In a blog post today, Citrix is announcing the acquisition of Cedexis, a “real-time data-driven service for dynamically optimizing the flow of traffic across public clouds, data centers, CDNs, and ISPs.”
We’ve always focused more on the workspaces side of Citrix rather than on the NetScaler and application delivery controller side, but considering the layoffs and changes last year and that this is Citrix’s first acquisition since Unidesk, the desktop virtualization community will certainly be taking note.
Cedexis was founded in 2009, and has $36.7 million in funding to date, according to Crunchbase. Citrix was part of their Round B in 2016, and is now buying all of Cedexis. The acquisition is now complete; terms are not being disclosed.

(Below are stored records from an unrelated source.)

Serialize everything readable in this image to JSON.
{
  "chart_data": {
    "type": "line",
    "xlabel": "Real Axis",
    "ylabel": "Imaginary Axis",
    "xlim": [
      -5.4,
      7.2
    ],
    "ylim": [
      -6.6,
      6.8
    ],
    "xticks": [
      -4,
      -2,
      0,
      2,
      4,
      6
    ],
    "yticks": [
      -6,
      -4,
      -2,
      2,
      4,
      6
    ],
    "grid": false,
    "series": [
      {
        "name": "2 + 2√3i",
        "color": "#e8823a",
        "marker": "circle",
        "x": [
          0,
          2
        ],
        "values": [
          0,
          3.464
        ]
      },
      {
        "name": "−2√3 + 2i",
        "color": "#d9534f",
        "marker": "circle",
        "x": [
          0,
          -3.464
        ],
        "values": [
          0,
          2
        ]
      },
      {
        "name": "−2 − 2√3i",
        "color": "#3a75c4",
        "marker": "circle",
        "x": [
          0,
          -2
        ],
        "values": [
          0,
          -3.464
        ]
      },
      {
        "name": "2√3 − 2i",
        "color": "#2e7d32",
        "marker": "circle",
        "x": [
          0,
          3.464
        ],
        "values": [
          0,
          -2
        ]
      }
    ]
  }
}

Cedexis uses crowdsourced data about the performance of CDNs, cloud services, ISPs, and the like to help companies do “smart steering” of their traffic on the public internet. This article from The Register is a few years old, but explains the core technology better than I could. One of the primary examples that Citrix’s Manoj Raisinghani told me about in a briefing last week was to route application traffic around trouble spots like slow CDNs, servers that are down, etc., to provide better performance and business continuity.
For NetScaler customers, Cedexis should slot right in and add more visibility and control for delivering applications to end users. But a big part of Cedexis’s customer base are commercial customers like SaaS providers, CDNs, and ISVs that deliver video and other content to their respective end customers. These commercial customers aren’t always what we think about when we think of Citrix’s primary customers and products.
With all of Citrix’s business lines over the last few years, the big question has been “is it core?” NetScaler is solidly core to Citrix products, and Cedexis fits right into it. With all the recent enterprise cloud progress, it seems like the right time for these types of tools.
We can sometimes be guilty of not fully appreciating Citrix’s business in the application delivery space. But considering the track record of some of Citrix’s acquisitions and attempts to find the next big thing beyond desktop virtualization, we can’t help but be a little bit wary. We’ll be watching this to see how it plays out.